The percentage of former managers and executives starting their own business rose in 2013 to its highest level since the end of the recession, according to a survey by Challenger, Gray & Christmas, a global outplacement and coaching consultancy. The increase in entrepreneurial activity among displaced professionals belies recent trends in the wider labor force where the number of self-employed Americans declined last year.

On average, 5.5 percent of jobless managers and executives started their own business each quarter in 2013, according to the survey of job seekers finding employment.

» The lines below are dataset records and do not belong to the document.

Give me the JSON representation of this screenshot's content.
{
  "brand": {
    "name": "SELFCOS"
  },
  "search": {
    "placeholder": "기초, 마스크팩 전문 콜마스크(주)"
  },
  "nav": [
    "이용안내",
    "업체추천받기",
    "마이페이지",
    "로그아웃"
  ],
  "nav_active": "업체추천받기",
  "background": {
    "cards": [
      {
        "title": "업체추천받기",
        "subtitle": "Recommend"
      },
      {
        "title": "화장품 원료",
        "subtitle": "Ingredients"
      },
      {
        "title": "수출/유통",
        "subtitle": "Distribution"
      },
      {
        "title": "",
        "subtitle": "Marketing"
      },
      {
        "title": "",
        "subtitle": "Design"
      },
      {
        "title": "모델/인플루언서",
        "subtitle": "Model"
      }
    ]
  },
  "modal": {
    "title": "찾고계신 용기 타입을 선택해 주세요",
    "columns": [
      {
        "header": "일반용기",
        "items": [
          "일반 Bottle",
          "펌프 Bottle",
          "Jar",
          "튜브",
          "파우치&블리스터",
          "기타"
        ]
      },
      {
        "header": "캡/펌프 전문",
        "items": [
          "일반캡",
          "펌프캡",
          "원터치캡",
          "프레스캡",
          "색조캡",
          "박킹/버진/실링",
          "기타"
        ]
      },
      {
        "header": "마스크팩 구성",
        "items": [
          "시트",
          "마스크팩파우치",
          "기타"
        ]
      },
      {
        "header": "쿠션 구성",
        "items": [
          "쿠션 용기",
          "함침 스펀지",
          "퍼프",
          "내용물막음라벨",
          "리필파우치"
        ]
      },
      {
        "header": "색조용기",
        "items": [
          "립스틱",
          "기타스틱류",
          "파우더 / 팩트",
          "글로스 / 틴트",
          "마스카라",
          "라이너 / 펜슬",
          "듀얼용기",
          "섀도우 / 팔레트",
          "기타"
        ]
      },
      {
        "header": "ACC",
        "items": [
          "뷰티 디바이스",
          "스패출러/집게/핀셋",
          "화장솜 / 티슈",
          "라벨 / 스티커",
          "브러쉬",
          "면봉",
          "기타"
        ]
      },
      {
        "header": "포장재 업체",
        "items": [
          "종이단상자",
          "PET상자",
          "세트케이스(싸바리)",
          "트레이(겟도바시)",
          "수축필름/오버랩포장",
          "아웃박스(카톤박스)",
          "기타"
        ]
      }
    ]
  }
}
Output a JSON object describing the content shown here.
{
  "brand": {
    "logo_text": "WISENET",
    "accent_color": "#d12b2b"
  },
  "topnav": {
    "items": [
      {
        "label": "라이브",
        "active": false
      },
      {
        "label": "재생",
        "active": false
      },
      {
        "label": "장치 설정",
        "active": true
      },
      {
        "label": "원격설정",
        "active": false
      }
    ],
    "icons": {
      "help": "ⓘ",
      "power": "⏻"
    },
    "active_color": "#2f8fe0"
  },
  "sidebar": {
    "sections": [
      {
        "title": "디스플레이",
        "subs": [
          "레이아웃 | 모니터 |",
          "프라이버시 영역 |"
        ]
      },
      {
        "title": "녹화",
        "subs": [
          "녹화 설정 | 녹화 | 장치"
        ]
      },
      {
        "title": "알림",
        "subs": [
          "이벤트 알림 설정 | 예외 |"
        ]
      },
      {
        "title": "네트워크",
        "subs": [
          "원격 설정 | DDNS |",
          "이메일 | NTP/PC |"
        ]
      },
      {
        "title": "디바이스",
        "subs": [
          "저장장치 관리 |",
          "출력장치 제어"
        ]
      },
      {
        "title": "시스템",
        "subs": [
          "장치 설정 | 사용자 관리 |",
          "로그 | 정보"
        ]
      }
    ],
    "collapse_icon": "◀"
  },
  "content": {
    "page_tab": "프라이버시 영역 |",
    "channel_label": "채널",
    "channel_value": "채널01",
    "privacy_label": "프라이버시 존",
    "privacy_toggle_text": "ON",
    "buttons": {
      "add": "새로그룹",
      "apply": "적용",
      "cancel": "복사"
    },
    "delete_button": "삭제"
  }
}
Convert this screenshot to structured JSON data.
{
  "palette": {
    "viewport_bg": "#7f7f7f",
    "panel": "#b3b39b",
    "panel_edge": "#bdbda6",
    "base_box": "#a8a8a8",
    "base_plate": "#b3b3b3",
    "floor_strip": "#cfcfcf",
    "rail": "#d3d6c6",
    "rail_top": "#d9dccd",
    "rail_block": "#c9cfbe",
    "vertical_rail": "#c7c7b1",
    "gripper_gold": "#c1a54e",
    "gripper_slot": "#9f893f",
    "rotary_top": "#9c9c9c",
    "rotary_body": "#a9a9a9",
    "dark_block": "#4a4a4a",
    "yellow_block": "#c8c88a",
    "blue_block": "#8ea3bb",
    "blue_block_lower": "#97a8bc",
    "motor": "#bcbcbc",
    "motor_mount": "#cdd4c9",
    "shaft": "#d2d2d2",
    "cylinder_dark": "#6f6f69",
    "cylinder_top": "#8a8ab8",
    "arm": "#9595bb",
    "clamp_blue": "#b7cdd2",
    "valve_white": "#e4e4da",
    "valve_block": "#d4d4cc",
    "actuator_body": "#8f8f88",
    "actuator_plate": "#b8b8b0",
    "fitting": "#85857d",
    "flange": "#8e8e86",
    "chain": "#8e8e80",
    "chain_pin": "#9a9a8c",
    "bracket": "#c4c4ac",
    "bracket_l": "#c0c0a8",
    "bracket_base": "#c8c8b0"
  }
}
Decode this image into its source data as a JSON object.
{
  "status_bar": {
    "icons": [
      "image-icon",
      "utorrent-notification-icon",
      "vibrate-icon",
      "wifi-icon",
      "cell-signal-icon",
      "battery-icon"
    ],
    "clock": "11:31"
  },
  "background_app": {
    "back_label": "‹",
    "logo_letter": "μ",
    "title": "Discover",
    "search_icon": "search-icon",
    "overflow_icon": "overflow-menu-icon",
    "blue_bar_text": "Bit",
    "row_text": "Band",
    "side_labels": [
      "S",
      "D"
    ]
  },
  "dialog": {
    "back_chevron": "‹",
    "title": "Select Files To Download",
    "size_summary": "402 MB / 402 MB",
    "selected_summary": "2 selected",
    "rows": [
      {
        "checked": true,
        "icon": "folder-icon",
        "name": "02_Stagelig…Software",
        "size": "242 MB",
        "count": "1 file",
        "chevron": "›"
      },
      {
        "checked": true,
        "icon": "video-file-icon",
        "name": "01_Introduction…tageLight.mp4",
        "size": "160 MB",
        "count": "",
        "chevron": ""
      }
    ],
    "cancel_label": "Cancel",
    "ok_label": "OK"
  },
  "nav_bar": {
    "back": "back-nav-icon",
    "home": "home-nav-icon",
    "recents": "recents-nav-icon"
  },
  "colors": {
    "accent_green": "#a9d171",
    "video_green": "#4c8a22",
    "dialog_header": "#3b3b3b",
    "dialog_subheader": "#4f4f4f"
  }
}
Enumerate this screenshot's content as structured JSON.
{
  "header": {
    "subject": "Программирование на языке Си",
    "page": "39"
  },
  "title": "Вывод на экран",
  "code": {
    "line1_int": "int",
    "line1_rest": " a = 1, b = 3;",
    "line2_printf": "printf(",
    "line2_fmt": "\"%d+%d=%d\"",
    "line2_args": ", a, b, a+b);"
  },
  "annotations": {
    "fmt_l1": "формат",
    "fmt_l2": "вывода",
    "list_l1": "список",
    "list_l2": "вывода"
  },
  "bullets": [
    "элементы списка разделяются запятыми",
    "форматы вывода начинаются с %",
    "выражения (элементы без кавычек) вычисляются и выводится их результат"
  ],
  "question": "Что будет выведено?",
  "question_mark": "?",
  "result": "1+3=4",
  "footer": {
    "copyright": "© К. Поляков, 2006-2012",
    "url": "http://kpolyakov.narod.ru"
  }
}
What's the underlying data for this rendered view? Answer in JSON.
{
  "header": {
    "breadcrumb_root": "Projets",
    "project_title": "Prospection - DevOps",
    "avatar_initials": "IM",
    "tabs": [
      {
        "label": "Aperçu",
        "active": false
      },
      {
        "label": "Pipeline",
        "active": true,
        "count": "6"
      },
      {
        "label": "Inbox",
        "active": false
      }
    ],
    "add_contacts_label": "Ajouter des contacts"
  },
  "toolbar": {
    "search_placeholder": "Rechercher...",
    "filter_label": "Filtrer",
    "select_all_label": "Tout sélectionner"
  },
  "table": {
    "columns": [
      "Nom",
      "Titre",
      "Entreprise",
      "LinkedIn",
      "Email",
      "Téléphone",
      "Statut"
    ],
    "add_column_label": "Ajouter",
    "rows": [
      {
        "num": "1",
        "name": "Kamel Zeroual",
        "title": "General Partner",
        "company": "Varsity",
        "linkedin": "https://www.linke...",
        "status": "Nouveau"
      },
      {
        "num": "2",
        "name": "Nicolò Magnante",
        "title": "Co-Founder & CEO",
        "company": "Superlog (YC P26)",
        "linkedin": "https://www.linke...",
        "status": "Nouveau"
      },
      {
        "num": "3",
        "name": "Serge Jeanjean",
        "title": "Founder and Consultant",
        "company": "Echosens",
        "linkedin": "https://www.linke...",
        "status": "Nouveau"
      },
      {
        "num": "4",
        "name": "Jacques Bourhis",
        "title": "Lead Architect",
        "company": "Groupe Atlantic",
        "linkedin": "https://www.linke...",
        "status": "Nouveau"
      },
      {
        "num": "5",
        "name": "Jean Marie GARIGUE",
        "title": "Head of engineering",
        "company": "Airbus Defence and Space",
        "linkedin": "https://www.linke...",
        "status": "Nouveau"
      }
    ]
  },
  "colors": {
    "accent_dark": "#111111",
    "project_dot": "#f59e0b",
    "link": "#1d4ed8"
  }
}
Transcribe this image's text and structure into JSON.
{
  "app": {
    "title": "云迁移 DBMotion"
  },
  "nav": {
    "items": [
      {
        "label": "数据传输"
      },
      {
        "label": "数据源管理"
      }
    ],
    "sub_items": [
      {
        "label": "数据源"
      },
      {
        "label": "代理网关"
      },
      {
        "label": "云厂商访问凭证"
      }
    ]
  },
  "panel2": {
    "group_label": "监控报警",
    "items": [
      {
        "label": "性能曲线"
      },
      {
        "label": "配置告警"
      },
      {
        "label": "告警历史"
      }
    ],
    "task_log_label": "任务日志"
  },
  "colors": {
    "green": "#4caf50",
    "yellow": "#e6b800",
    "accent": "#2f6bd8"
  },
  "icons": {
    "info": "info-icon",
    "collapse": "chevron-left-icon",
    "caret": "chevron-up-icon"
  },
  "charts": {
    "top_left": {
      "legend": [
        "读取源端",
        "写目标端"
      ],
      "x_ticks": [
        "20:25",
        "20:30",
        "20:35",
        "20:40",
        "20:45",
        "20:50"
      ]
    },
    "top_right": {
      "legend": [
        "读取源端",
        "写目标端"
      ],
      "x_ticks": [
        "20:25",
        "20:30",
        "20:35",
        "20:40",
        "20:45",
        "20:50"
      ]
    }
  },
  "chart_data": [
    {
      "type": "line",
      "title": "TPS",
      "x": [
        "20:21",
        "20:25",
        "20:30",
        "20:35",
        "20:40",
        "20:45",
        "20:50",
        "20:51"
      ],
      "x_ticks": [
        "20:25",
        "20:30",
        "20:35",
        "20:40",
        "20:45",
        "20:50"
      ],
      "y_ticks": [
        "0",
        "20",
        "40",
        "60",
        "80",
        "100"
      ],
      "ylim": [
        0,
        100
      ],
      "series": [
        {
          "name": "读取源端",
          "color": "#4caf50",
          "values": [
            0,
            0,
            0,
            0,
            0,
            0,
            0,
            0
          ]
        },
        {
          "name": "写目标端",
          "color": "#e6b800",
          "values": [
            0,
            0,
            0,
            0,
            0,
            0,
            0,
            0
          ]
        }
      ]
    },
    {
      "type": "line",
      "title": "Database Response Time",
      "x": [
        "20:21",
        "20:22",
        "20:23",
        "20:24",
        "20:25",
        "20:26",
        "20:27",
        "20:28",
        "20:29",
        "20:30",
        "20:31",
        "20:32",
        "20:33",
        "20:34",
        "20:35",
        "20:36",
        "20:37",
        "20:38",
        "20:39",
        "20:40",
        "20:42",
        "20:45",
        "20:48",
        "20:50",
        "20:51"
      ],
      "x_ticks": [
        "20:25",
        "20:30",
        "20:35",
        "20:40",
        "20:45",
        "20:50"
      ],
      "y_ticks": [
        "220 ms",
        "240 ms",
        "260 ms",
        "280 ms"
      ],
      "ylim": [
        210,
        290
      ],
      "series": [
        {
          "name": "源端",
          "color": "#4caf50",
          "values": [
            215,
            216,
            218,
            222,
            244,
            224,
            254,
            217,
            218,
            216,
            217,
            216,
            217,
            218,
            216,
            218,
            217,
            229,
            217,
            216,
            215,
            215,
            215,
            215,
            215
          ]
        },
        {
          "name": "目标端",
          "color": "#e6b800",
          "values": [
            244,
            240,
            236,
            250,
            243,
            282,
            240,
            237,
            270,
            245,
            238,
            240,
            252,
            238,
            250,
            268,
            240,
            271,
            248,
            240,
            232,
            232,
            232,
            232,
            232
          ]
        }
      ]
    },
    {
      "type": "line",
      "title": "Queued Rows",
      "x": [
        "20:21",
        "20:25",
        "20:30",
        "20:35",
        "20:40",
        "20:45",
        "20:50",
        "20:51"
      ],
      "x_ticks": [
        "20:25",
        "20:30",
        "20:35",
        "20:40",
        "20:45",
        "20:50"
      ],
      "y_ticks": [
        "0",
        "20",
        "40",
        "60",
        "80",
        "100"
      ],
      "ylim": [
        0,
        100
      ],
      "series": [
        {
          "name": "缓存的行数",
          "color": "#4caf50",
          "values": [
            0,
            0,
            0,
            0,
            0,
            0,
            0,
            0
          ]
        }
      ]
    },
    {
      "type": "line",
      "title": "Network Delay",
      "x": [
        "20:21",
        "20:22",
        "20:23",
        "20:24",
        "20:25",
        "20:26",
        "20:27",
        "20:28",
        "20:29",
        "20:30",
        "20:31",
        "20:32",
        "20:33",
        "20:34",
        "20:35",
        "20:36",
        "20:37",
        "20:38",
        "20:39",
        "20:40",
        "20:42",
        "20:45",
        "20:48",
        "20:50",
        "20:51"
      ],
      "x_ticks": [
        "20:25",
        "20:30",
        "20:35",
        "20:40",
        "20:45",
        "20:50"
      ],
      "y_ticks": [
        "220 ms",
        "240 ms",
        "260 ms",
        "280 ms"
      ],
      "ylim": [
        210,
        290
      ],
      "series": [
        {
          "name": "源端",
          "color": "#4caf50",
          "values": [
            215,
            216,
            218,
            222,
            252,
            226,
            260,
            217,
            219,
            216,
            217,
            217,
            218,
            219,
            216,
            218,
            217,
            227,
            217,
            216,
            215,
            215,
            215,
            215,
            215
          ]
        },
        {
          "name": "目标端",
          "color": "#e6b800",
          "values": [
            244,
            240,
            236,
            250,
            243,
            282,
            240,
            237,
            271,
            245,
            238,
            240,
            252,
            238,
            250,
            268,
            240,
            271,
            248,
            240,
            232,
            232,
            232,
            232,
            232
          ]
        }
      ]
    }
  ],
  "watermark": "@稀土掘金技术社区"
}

The average start-up rate in 2013 was up 31 percent from 2012, when 4.2 percent of these job seekers launched their own enterprises.  In 2011, the start-up rate averaged just 3.2 percent over four quarters.

Last year’s start-up activity among the one-time managers and executives was the strongest since 2009, when quarterly start-ups averaged 8.6 percent.  The percentage of job seekers starting businesses rose steadily throughout 2013.  In the first two quarters the year, the start-up rates were 4.1 percent and 4.2 percent, respectively.  By the third quarter, the rate increased to 5.2 percent.  In the final quarter of the year, 8.6 percent of former managers and executives started businesses.

“In the wake of the recession, we saw start-up activity among job seekers drop to some of the lowest levels on record,” says John A. Challenger, CEO, Challenger, Gray & Christmas. “This was undoubtedly due to a dire lack of confidence; not only in one’s ability to build a client base, but also in one’s ability to find traditional employment if the business venture fails.  We are finally getting back to a point where aspiring entrepreneurs have more confidence in both of these areas.”

According to the Challenger data, on average, 84 percent of those starting businesses in 2013 were older than 40.  Nearly one in four (24 percent) of those taking the entrepreneurial route was 55 or older.